Major exam fraud at KPMG Nederland, several employees sacked
At least 500 workers at KPMG in the Netherlands have cheated during the compulsory exams which accountants are required to take, the consultancy group has confirmed.
KPMG said it had imposed sanctions on an unknown number of employees, and “a handful” had been fired following an internal investigation into the claims that staff had swapped answers to the tests.
KPMG Nederland director Marc Hogeboom is also stepping down as boss of the accounting arm, but remains an auditor and partner at KPMG. He said in a statement he “should have been more alert to signals” that pointed towards workers sharing their answers.
Roger van Boxtel, the supervisory board chairman and former NS boss resigned at the end of June, two years ahead of schedule. He says now he did not complete a “voluntary training course correctly”.

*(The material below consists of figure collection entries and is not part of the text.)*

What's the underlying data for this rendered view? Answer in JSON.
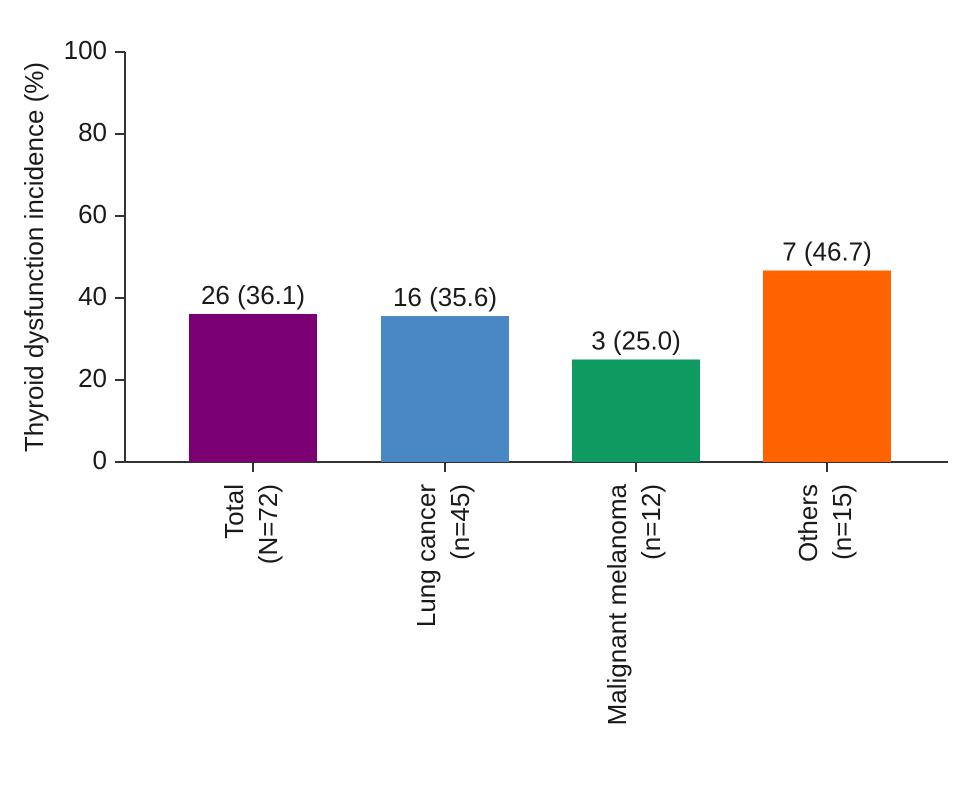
{
  "chart_data": {
    "type": "bar",
    "title": "",
    "ylabel": "Thyroid dysfunction incidence (%)",
    "xlabel": "",
    "ylim": [
      0,
      100
    ],
    "yticks": [
      0,
      20,
      40,
      60,
      80,
      100
    ],
    "grid": false,
    "legend": "none",
    "categories": [
      {
        "line1": "Total",
        "line2": "(N=72)"
      },
      {
        "line1": "Lung cancer",
        "line2": "(n=45)"
      },
      {
        "line1": "Malignant melanoma",
        "line2": "(n=12)"
      },
      {
        "line1": "Others",
        "line2": "(n=15)"
      }
    ],
    "values": [
      36.1,
      35.6,
      25.0,
      46.7
    ],
    "data_labels": [
      "26 (36.1)",
      "16 (35.6)",
      "3 (25.0)",
      "7 (46.7)"
    ],
    "colors": [
      "#7b0073",
      "#4a88c5",
      "#0f9a62",
      "#ff6200"
    ]
  }
}
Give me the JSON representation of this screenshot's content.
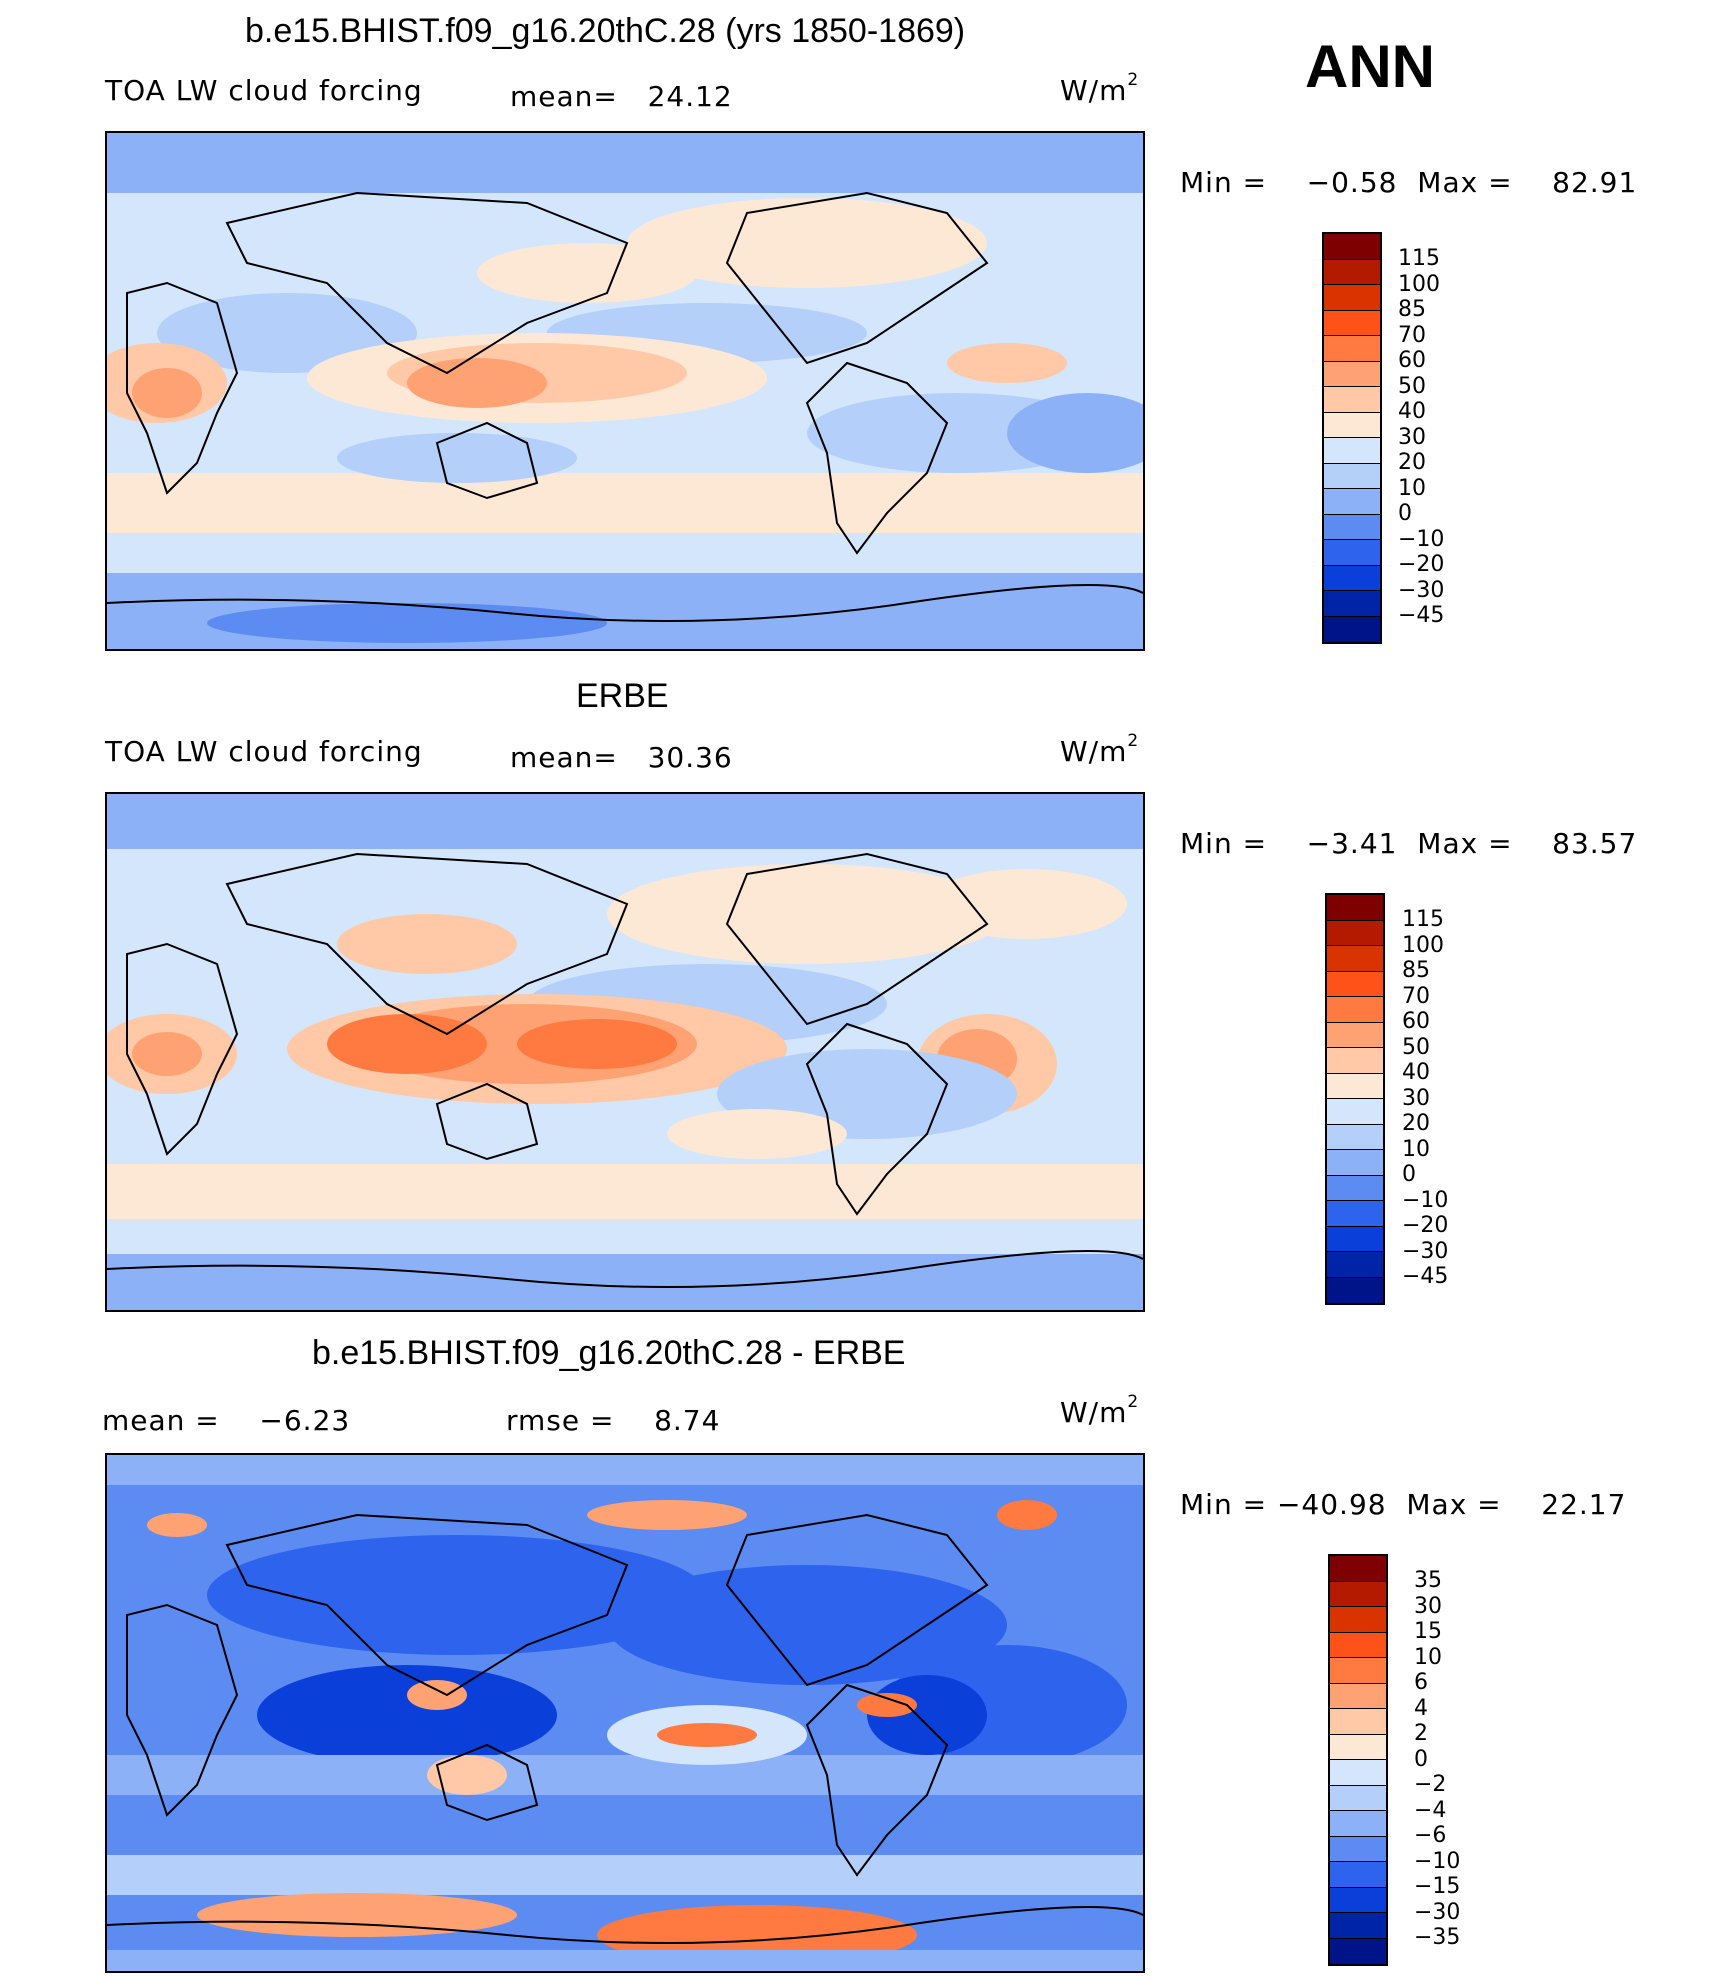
{
  "panels": [
    {
      "title": "b.e15.BHIST.f09_g16.20thC.28 (yrs 1850-1869)",
      "left_label": "TOA LW cloud forcing",
      "mid_label": "mean=",
      "mid_value": "24.12",
      "units_base": "W/m",
      "units_sup": "2",
      "min_label": "Min =",
      "min_value": "−0.58",
      "max_label": "Max =",
      "max_value": "82.91",
      "colorbar_ticks": [
        "115",
        "100",
        "85",
        "70",
        "60",
        "50",
        "40",
        "30",
        "20",
        "10",
        "0",
        "−10",
        "−20",
        "−30",
        "−45"
      ]
    },
    {
      "title": "ERBE",
      "left_label": "TOA LW cloud forcing",
      "mid_label": "mean=",
      "mid_value": "30.36",
      "units_base": "W/m",
      "units_sup": "2",
      "min_label": "Min =",
      "min_value": "−3.41",
      "max_label": "Max =",
      "max_value": "83.57",
      "colorbar_ticks": [
        "115",
        "100",
        "85",
        "70",
        "60",
        "50",
        "40",
        "30",
        "20",
        "10",
        "0",
        "−10",
        "−20",
        "−30",
        "−45"
      ]
    },
    {
      "title": "b.e15.BHIST.f09_g16.20thC.28 - ERBE",
      "left_label": "mean =",
      "left_value": "−6.23",
      "mid_label": "rmse =",
      "mid_value": "8.74",
      "units_base": "W/m",
      "units_sup": "2",
      "min_label": "Min =",
      "min_value": "−40.98",
      "max_label": "Max =",
      "max_value": "22.17",
      "colorbar_ticks": [
        "35",
        "30",
        "15",
        "10",
        "6",
        "4",
        "2",
        "0",
        "−2",
        "−4",
        "−6",
        "−10",
        "−15",
        "−30",
        "−35"
      ]
    }
  ],
  "season": "ANN",
  "colorbar_colors": [
    "#7f0000",
    "#b31a00",
    "#d93300",
    "#ff5219",
    "#ff7a40",
    "#ffa273",
    "#ffc8a6",
    "#fde8d6",
    "#d3e6fb",
    "#b3cffa",
    "#8cb1f7",
    "#5c8cf2",
    "#2e63ee",
    "#0a3fd9",
    "#0024a8",
    "#00148a"
  ]
}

The investigation was sparked after one employee reported to senior management that others were sharing the answers to mandatory tests between them. The 500 figure is an interim number and the investigation, which started last year and covers the previous five years, is continuing, KPMG said.
Cheating during exams has been a problem within the accountancy sector for longer, and the American Public Company Acccounting Oversight Board (PCAOB) has earlier fined EY, PwC and KPMG up to several million dollars.
The fraud “impacts on the integrity and professionalism of accountants,” Hanzo van Beusekom, chairman of financial services watchdog AFM said in a statement.
“I am shocked by the scale of this cheating and the fact that it is playing out across all layers of the organisation… We strongly urge employees within the sector to proactively report abuse.”
The AFM will carry out its own investigation before deciding on any sanctions.